Deep learning has recently been applied to improve the accuracy of ECG analysis. Additionally, efforts to improve the accuracy of STEMI-ECG using deep learning have been actively attempted [1,10,11,12]. However, the accuracy of STEMI-ECG interpretation by deep learning has not yet reached a clinically applicable level to diagnose real STEMI.
This study aimed to demonstrate that the application of deep learning can improve the accuracy of STEMI-ECG interpretation.

2. Materials and Methods

2.1. Study Design

This was a single center, retrospective, observational study. The recruitment period was from January 2017 to December 2019. This study was approved by the Hallym University Kangnam Sacred Heart Hospital Institution Review Board in November 2019 (No. HKS 2019-10-021-001).
By searching electronic medical records during the recruitment period, we recruited patients with AMI who received more than one stent insertion for culprit artery occlusion after visiting the emergency room in the Hallym University Kangnam Sacred Heart Hospital.
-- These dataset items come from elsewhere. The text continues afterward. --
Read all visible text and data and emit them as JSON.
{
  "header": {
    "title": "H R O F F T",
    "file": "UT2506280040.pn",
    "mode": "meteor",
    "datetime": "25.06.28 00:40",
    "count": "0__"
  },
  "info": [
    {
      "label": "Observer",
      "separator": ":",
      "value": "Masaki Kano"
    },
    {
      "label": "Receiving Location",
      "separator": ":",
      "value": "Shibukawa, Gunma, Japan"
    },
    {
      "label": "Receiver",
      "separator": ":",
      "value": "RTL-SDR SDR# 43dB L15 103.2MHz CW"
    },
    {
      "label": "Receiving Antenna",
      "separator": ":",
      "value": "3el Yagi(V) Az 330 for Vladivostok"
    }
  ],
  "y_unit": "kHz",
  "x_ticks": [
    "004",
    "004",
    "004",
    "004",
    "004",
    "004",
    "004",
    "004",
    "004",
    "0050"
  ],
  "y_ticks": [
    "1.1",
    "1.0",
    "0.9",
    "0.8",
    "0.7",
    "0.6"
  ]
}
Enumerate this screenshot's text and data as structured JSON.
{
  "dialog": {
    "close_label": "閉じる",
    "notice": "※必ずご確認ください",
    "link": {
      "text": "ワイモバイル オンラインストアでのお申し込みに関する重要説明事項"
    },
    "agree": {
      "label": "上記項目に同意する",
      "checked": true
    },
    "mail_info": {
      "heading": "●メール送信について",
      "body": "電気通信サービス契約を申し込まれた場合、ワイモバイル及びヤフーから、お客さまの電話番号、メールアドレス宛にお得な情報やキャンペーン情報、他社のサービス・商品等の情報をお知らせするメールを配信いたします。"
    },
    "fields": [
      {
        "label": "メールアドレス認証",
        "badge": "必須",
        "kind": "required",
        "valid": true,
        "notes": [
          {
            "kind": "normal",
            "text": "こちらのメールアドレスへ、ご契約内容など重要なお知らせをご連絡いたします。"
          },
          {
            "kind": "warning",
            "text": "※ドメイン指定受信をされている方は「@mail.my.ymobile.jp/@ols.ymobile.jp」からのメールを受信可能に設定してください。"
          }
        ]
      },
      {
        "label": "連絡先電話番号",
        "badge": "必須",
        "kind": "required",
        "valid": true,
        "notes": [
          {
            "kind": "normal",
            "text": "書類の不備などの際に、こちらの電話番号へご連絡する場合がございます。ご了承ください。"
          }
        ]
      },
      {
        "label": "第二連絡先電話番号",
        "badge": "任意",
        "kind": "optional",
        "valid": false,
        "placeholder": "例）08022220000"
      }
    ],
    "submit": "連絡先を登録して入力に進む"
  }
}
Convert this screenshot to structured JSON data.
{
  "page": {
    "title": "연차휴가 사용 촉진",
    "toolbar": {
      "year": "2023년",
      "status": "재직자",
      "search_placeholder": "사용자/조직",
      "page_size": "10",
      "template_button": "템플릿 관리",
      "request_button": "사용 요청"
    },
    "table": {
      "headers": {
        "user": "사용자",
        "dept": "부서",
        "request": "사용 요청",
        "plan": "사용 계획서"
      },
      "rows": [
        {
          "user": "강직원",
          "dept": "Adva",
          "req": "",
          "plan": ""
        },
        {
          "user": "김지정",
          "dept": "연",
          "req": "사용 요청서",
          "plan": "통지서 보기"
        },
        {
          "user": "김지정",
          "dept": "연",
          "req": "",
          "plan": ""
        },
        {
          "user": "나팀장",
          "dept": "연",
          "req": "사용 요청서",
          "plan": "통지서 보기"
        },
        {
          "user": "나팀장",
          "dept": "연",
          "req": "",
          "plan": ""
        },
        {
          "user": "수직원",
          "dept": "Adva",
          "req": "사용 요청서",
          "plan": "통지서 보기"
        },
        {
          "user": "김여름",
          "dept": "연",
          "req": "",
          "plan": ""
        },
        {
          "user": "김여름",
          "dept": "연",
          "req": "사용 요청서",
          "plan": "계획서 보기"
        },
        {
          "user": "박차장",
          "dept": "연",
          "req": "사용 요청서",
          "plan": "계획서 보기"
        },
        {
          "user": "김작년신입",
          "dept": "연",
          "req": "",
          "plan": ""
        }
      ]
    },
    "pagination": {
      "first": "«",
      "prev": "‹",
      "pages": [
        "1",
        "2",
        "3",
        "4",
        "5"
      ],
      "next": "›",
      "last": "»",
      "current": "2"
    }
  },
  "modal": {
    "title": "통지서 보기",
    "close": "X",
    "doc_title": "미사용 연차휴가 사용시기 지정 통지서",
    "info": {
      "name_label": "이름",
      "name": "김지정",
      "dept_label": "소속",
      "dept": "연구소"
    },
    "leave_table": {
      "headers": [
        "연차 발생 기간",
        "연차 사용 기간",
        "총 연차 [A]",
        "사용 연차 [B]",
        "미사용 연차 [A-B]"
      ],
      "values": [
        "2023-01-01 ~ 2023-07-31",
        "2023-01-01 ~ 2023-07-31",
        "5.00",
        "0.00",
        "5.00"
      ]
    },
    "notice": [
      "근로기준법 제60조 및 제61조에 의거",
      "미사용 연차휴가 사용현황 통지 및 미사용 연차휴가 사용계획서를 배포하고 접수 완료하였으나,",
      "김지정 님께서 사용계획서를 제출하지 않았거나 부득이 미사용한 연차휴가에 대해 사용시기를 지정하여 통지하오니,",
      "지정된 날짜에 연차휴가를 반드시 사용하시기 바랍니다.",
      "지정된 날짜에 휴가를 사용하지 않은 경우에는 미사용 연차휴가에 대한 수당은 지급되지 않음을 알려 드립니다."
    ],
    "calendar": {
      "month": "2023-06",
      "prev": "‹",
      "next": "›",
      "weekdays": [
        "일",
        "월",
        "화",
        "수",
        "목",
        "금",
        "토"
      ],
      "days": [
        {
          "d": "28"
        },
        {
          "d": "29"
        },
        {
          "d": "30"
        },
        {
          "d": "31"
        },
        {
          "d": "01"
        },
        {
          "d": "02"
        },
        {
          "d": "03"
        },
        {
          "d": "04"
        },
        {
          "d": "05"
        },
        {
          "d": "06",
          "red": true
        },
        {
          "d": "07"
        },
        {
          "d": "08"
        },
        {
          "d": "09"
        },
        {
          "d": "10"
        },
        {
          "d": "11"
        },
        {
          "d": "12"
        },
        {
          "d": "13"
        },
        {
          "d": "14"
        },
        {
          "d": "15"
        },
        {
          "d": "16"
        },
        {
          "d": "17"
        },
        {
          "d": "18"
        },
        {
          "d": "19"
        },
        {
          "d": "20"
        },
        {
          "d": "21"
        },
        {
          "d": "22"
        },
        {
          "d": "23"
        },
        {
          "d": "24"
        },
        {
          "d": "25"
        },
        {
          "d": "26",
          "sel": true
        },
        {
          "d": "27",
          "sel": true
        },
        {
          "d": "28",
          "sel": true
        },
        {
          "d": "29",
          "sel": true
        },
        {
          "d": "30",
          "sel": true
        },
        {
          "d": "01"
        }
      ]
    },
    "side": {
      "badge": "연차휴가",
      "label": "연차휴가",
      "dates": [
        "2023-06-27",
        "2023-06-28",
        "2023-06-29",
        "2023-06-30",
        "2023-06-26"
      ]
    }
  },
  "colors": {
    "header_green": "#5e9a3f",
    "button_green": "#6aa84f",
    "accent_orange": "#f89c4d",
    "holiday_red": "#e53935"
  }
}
The culprit coronary artery was defined as any vessel with acute thrombotic total or subtotal occlusion [13].
A single ECG machine (MAC 5500 HD, GE Healthcare, Chicago, IL, USA) was used in the emergency room during the recruitment period for the STEMI group. Two trained cardiologists with sufficient experience interpreted and confirmed STEMI-ECGs among AMI patients using reliable STEMI diagnostic criteria [14]. The cardiologists were board certified physicians in cardiology and had worked in a university hospital for more than ten years.
The STEMI group was categorized into three groups according to the type of culprit artery receiving coronary intervention. The culprit arteries were the left anterior descending artery (LAD), left circumflex artery (LCX), and right coronary artery (RCA). We collected information on baseline characteristics and analyzed the success rate of STEMI detection using an ECG machine.
Patients with an ECG interpretation of “normal sinus rhythm (NSR) and normal ECG” were considered as the NSR group. The ECGs of the NSR group were collected using the Cardiology Information System (MUSE®, GE Healthcare, Chicago, IL, USA) during the same recruitment period as patients with STEMI.

2.2. Outcomes

The primary outcome was the diagnostic accuracy of the deep learning model (DLM) for STEMI according to the culprit arteries. The outcomes were measured using area under the receiver operating characteristic curve (AUROC), sensitivity (SEN), specificity (SPE), positive predictive value (PPV), and negative predictive value (NPV) using the Youden index.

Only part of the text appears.